The seaplane that crashed in the Hawkesbury River on New Year's Eve, killing six people, has been recovered in
what police are describing as a "complex operation".
The main body of the 55-year-old de Haviland DHC-2 Beaver, including the engine, the propeller, the floats and the tail, were lifted out of the water and lowered onto a barge in Jerusalem Bay.
Authorities covered the wreckage with a tarpaulin due to the sensitive nature of the operation.
Divers are still searching for the last parts of the plane as well as some personal effects of the victims whose relatives will soon be on scene.
All parts of the plane will be taken to the Australian Transport Safety Bureau in Canberra for analysis.
Detective Superintendent Mark Hutchings said upon seeing the wreckage it was obvious the aircraft had hit the water with significant impact due to the severe damage caused.
The Australian Transport Safety Bureau's (ATSB) executive director Nat Nagy said over the next month a report into the facts surrounding the accident would be compiled.
"Then over the course of the next 12 months we will complete a report ... to find out exactly what went wrong with the goal of improving safety and preventing an accident like this happening again," he said.
Earlier it was revealed in a report from the ATSB that the craft was "destroyed" in a fatal accident 20 years ago.
The plane was once a crop duster that was involved in a serious crash near Armidale in November 1996, killing the pilot.
Investigators were unable to work out what caused the crash, but said it was likely the aircraft stalled and the pilot was unable to regain control before it struck the ground.
The report states the plane was "destroyed", but the Civil Aviation Safety Authority has confirmed that a specialist engineer assessed the damage and said it was repairable.
The 55-year-old de Haviland DHC-2 Beaver, which was making a right turn immediately before the crash into the river north of Sydney, had only recently had its engine rebuilt.
It was built in Canada in 1963 and bought by Sydney Seaplanes in 2006.
The ATSB are still investigating what happened in the final moments of the Hawkesbury River crash but said there was no evidence of any systemic problems with the plane.

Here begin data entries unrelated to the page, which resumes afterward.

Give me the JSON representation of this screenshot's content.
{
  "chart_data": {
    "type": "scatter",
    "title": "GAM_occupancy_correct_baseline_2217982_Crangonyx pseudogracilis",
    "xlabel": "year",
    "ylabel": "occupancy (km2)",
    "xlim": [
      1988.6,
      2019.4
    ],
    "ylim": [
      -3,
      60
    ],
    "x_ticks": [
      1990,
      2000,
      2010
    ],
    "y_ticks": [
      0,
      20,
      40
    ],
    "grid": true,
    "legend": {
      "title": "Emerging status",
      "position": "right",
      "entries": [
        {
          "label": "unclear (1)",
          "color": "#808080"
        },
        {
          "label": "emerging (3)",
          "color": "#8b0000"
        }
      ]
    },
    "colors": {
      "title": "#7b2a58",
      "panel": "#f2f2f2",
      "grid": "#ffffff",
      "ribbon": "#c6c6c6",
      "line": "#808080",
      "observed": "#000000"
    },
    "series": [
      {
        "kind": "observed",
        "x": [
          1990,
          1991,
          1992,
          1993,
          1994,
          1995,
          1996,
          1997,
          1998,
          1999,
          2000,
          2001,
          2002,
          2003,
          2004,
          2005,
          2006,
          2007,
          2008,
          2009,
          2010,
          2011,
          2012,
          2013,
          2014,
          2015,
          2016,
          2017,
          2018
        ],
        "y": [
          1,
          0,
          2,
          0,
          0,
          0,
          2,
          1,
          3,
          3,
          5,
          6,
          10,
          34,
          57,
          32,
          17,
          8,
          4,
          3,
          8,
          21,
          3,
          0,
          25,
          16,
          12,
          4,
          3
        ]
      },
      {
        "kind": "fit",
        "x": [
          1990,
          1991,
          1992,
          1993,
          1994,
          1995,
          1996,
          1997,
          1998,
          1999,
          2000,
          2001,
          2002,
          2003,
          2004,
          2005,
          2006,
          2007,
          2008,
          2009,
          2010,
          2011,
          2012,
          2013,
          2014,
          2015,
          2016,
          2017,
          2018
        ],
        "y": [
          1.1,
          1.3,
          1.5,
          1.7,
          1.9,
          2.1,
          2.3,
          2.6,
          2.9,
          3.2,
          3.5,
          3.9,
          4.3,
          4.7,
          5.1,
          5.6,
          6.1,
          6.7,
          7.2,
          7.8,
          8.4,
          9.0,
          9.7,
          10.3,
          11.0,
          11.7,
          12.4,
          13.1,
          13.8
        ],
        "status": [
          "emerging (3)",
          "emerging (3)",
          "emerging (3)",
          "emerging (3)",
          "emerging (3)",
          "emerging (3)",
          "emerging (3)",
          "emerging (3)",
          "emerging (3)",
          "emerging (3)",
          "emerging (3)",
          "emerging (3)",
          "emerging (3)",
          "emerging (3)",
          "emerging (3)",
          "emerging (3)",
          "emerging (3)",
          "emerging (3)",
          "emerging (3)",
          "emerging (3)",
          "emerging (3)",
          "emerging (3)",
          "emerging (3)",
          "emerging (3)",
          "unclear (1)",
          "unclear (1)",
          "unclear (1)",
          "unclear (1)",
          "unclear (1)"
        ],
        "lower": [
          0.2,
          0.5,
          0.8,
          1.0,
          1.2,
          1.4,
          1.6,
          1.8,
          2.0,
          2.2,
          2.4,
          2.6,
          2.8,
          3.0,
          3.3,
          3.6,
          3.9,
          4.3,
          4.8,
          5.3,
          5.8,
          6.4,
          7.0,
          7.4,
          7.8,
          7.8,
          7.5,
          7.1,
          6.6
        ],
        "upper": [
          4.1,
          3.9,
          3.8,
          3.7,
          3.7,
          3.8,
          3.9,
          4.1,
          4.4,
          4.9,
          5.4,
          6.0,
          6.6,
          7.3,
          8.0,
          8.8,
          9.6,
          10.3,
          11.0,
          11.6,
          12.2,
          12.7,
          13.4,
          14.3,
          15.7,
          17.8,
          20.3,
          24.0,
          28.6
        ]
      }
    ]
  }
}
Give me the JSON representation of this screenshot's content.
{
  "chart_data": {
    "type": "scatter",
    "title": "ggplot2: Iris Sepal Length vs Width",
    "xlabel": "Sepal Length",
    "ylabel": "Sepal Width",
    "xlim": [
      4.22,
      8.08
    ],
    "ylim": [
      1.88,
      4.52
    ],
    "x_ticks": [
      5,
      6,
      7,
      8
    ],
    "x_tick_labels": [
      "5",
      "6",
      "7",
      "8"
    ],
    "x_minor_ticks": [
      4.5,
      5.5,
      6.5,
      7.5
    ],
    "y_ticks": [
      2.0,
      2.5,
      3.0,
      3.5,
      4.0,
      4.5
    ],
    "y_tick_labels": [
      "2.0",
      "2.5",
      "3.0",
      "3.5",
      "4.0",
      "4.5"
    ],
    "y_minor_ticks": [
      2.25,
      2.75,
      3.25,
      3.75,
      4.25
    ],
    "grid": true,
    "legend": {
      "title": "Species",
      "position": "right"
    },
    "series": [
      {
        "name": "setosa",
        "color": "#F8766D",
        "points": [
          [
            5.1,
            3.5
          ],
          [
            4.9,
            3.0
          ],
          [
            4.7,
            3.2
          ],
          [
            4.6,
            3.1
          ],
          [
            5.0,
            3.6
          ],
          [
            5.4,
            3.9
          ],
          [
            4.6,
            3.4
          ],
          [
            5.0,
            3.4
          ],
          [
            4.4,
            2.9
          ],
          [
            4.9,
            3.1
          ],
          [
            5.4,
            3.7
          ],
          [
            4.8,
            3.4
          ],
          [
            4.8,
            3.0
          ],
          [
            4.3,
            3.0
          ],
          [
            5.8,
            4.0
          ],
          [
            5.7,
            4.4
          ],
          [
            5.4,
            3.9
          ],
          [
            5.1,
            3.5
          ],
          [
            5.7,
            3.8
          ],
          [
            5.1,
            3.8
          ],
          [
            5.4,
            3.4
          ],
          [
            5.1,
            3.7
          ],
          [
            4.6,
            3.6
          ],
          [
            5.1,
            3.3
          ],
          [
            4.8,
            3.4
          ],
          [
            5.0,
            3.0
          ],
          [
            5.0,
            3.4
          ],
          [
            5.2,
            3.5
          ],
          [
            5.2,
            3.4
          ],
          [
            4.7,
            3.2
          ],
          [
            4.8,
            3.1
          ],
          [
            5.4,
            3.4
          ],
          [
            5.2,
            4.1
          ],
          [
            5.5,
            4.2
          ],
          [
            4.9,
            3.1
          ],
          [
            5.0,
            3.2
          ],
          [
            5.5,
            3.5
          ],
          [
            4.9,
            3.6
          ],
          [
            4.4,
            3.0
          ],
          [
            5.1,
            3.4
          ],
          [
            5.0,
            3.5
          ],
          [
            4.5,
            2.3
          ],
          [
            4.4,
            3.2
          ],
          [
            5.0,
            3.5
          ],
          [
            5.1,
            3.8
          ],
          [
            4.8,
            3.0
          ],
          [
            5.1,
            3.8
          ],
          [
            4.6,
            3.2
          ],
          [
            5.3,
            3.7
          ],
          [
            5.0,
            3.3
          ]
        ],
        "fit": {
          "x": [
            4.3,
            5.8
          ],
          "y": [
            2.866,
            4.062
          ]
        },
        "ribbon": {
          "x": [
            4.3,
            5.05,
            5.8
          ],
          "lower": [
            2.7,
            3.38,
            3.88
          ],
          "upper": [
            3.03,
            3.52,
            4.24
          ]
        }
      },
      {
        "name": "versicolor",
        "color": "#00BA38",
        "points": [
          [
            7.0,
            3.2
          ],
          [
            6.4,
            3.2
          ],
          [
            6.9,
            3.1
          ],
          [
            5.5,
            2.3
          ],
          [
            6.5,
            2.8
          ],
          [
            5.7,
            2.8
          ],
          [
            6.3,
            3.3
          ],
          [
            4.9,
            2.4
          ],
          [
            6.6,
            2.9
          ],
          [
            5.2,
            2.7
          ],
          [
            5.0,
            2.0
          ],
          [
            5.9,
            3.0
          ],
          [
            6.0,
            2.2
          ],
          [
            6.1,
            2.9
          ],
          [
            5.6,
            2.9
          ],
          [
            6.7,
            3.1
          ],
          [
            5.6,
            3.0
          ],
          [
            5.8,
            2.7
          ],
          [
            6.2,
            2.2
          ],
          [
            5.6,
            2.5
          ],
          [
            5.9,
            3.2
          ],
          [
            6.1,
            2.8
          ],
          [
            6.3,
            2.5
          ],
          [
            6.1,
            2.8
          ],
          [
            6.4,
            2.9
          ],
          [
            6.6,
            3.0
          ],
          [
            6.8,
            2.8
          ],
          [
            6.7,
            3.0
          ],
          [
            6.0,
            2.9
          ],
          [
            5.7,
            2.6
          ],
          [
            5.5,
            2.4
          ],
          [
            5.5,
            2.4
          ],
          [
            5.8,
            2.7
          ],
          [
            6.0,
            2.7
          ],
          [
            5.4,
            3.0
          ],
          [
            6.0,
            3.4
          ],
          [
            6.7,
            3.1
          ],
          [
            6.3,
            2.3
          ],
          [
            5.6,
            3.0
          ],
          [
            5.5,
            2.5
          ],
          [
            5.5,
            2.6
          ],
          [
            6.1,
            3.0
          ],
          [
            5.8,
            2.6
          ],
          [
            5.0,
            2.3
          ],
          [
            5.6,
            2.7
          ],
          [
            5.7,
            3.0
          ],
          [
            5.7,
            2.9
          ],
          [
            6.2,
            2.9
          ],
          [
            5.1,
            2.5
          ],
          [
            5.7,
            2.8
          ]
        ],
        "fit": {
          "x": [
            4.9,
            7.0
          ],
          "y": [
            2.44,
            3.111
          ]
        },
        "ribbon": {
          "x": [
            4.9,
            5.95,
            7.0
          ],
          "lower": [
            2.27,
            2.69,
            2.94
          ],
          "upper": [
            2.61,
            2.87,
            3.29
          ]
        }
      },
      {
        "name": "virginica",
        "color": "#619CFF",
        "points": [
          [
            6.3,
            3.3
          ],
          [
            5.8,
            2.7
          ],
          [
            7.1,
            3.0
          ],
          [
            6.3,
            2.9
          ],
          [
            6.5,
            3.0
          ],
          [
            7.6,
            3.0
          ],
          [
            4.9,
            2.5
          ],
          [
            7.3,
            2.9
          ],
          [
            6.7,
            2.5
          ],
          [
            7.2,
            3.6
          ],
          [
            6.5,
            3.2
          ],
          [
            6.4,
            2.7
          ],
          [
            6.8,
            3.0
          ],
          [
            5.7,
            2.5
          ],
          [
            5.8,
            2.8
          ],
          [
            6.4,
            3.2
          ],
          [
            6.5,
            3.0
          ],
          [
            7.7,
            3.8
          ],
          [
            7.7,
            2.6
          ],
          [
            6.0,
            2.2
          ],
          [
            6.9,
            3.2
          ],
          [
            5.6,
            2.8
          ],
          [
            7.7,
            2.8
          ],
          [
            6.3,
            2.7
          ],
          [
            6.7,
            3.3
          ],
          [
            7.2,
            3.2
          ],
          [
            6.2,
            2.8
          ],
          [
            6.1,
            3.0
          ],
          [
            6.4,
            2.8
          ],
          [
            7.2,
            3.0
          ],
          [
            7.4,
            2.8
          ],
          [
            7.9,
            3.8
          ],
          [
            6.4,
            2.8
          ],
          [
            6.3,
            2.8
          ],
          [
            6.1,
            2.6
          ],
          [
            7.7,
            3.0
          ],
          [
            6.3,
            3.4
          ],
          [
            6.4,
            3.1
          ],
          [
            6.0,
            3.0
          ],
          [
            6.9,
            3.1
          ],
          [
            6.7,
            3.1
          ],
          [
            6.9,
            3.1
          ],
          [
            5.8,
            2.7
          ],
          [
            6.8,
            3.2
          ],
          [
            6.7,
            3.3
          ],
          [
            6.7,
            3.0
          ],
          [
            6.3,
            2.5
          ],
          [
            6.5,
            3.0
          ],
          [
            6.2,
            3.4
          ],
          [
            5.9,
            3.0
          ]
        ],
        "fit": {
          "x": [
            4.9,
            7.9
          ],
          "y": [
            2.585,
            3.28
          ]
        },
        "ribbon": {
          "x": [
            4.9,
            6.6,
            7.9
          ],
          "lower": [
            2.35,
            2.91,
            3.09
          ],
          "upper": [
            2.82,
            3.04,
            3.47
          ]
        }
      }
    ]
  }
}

Family thank witnesses who tried to help
Leading British CEO Richard Cousins, his two sons, his fiancee and her 11-year-old daughter died when the plane, returning from an upmarket restaurant, dived into the river.
The brothers of Mr Cousins, Simon and Andrew Cousins, have just arrived in Australia and on Thursday issued their first statement since the accident.
"We are fortunate and thankful for the outpouring of love and support we've received from across the world," they said.
"We are deeply touched by the tributes to Richard, William, Edward, Emma and Heather in the media and throughout the community."
The brothers said they were thankful for the Sydney Water Police and the witnesses to the disaster who helped at the scene.
"We are also thankful for the tremendous support received from Compass Group, Richard's employer, the British Consulate General in Sydney and all those in Australia who have expressed their condolences.
"On behalf of our extended families we thank you for allowing us to grieve privately during this difficult time and respect our decision to not participate in any media interviews."
Plane 13 metres deep
Divers used surface supply hoses for air and communication with a boat above and inflatable lift bags were used to raise the plane to the surface.
It was estimated to be 13 metres below the surface.
As part of its investigations into the ditching of the plane, the ATSB will examine information from mobile phones and cameras that may have been on board, as well as any vision witnesses are able to provide.
If any faults with the plane become apparent, the ATSB will notify operators immediately but there is no evidence there are any broader problems.
The bureau has declined to say the crash resulted from a nosedive and are still piecing together information about what happened moments before impact.